Chasse : La France est "le seul pays où il n'y a pas de jour national sans chasse"

Au Péage-de-Roussillon, des panneaux ont été posés que une route alors qu\'une chasse est en cours, le 20 octobre 2018.
Au Péage-de-Roussillon, des panneaux ont été posés que une route alors qu'une chasse est en cours, le 20 octobre 2018. (HERVE COSTE / MAXPPP)

Après plusieurs accident liés à la chasse en France, Marc Giraud, porte-parole de l’association pour la protection des animaux sauvages, a expliqué ce mardi sur franceinfo souhaiter la création d'une journée sans chasse.

"On est le seul pays où il n'y a pas de jour national sans chasse", a affirmé mardi 23 octobre sur franceinfo, Marc Giraud, porte-parole de l’ASPAS (association pour la protection des animaux sauvages), après plusieurs accidents, dont un qui a coûté la vie à un vététiste en Haute-Savoie ce mois-ci.
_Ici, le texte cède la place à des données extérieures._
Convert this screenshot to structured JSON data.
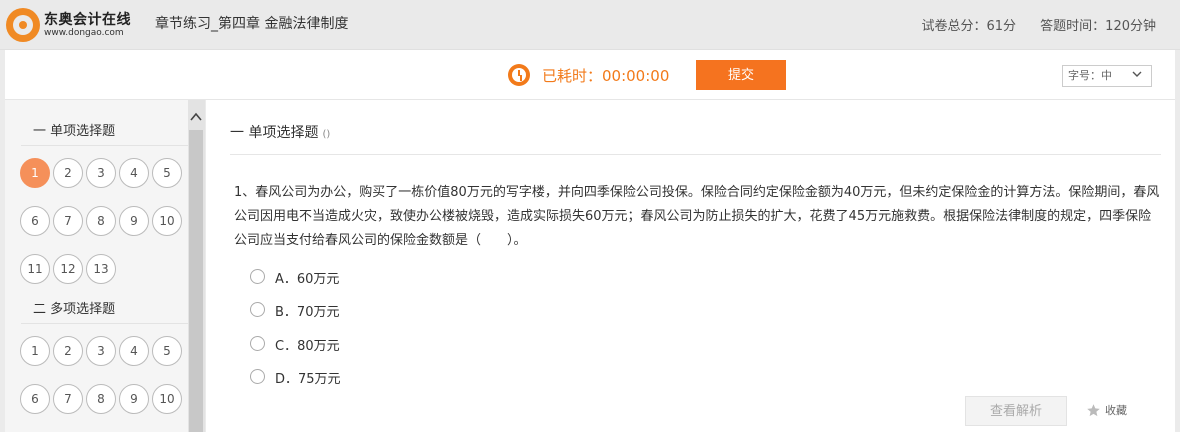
{
  "header": {
    "logo_name": "东奥会计在线",
    "logo_url": "www.dongao.com",
    "paper_title": "章节练习_第四章 金融法律制度",
    "total_score": "试卷总分：61分",
    "answer_time": "答题时间：120分钟"
  },
  "toolbar": {
    "timer": "已耗时：00:00:00",
    "submit_label": "提交",
    "font_size": "字号：中"
  },
  "sidebar": {
    "sections": [
      {
        "title": "一 单项选择题",
        "numbers": [
          "1",
          "2",
          "3",
          "4",
          "5",
          "6",
          "7",
          "8",
          "9",
          "10",
          "11",
          "12",
          "13"
        ],
        "active": "1"
      },
      {
        "title": "二 多项选择题",
        "numbers": [
          "1",
          "2",
          "3",
          "4",
          "5",
          "6",
          "7",
          "8",
          "9",
          "10"
        ]
      }
    ]
  },
  "main": {
    "section_title": "一 单项选择题",
    "section_note": "()",
    "question": "1、春风公司为办公，购买了一栋价值80万元的写字楼，并向四季保险公司投保。保险合同约定保险金额为40万元，但未约定保险金的计算方法。保险期间，春风公司因用电不当造成火灾，致使办公楼被烧毁，造成实际损失60万元；春风公司为防止损失的扩大，花费了45万元施救费。根据保险法律制度的规定，四季保险公司应当支付给春风公司的保险金数额是（　　）。",
    "options": [
      "A．60万元",
      "B．70万元",
      "C．80万元",
      "D．75万元"
    ],
    "analysis_label": "查看解析",
    "favorite_label": "收藏"
  },
  "colors": {
    "accent": "#f5731f",
    "active_number": "#f5905a"
  },
  "icons": {
    "clock": "clock-icon",
    "chevron": "chevron-down-icon",
    "star": "star-icon",
    "scroll_up": "scroll-up-icon"
  }
}
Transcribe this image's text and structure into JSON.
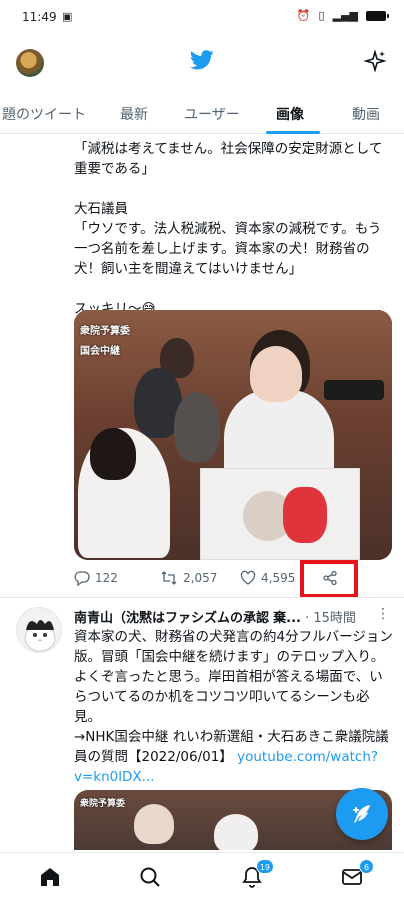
{
  "status_bar": {
    "time": "11:49",
    "left_icon": "sim-card-icon",
    "right_icons": [
      "alarm-icon",
      "vibrate-icon",
      "signal-icon",
      "battery-icon"
    ]
  },
  "header": {
    "logo": "twitter-bird-icon",
    "right_icon": "sparkle-icon"
  },
  "tabs": [
    {
      "label": "題のツイート",
      "active": false
    },
    {
      "label": "最新",
      "active": false
    },
    {
      "label": "ユーザー",
      "active": false
    },
    {
      "label": "画像",
      "active": true
    },
    {
      "label": "動画",
      "active": false
    }
  ],
  "tweet1": {
    "text": "「減税は考えてません。社会保障の安定財源として重要である」\n\n大石議員\n「ウソです。法人税減税、資本家の減税です。もう一つ名前を差し上げます。資本家の犬！財務省の犬！飼い主を間違えてはいけません」\n\nスッキリ〜😅",
    "media": {
      "label_top": "衆院予算委",
      "label_bottom": "国会中継"
    },
    "actions": {
      "replies": "122",
      "retweets": "2,057",
      "likes": "4,595"
    }
  },
  "tweet2": {
    "name": "南青山（沈黙はファシズムの承認",
    "name_suffix": "棄...",
    "time": "· 15時間",
    "more": "⋮",
    "text": "資本家の犬、財務省の犬発言の約4分フルバージョン版。冒頭「国会中継を続けます」のテロップ入り。よくぞ言ったと思う。岸田首相が答える場面で、いらついてるのか机をコツコツ叩いてるシーンも必見。\n→NHK国会中継 れいわ新選組・大石あきこ衆議院議員の質問【2022/06/01】",
    "link": "youtube.com/watch?v=kn0lDX...",
    "media_label": "衆院予算委"
  },
  "fab": {
    "icon": "compose-feather-icon"
  },
  "bottom_nav": {
    "items": [
      {
        "icon": "home-icon"
      },
      {
        "icon": "search-icon"
      },
      {
        "icon": "bell-icon",
        "badge": "19"
      },
      {
        "icon": "mail-icon",
        "badge": "6"
      }
    ]
  },
  "colors": {
    "accent": "#1d9bf0",
    "highlight": "#e8141c"
  }
}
L'association est à l'origine d'une pétition pour réclamer l'interdiction de la chasse le dimanche, qui compte plus de 180 000 signatures sur internet. "Cela fait 25 ans qu'on demande ça. En 2010, on avait remis à Jean-Louis Borloo, ministre de l'Ecologie, 250 000 signatures papier", rappelle Marc Giraud.

En France, chasser quand on est bourré, c'est légal.Marc Giraudà franceinfo

Le naturaliste explique qu'il y a "un sentiment d'insécurité". "On nous dit de mettre des gilets fluo, mais une balle de battue peut tuer à trois kilomètres, estime-t-il. En France, chasser bourré, c'est légal. Vous mettez en jonction ces deux choses-là, vous pouvez mettre autant de gilets que vous voulez, pour vous balader dans les bois, vous n'êtes pas du tout en sécurité". Le président de l'ASPAS a précisé : "Moi quand je me balade et que j'entends des coups de feu, je ne me sens pas du tout bien".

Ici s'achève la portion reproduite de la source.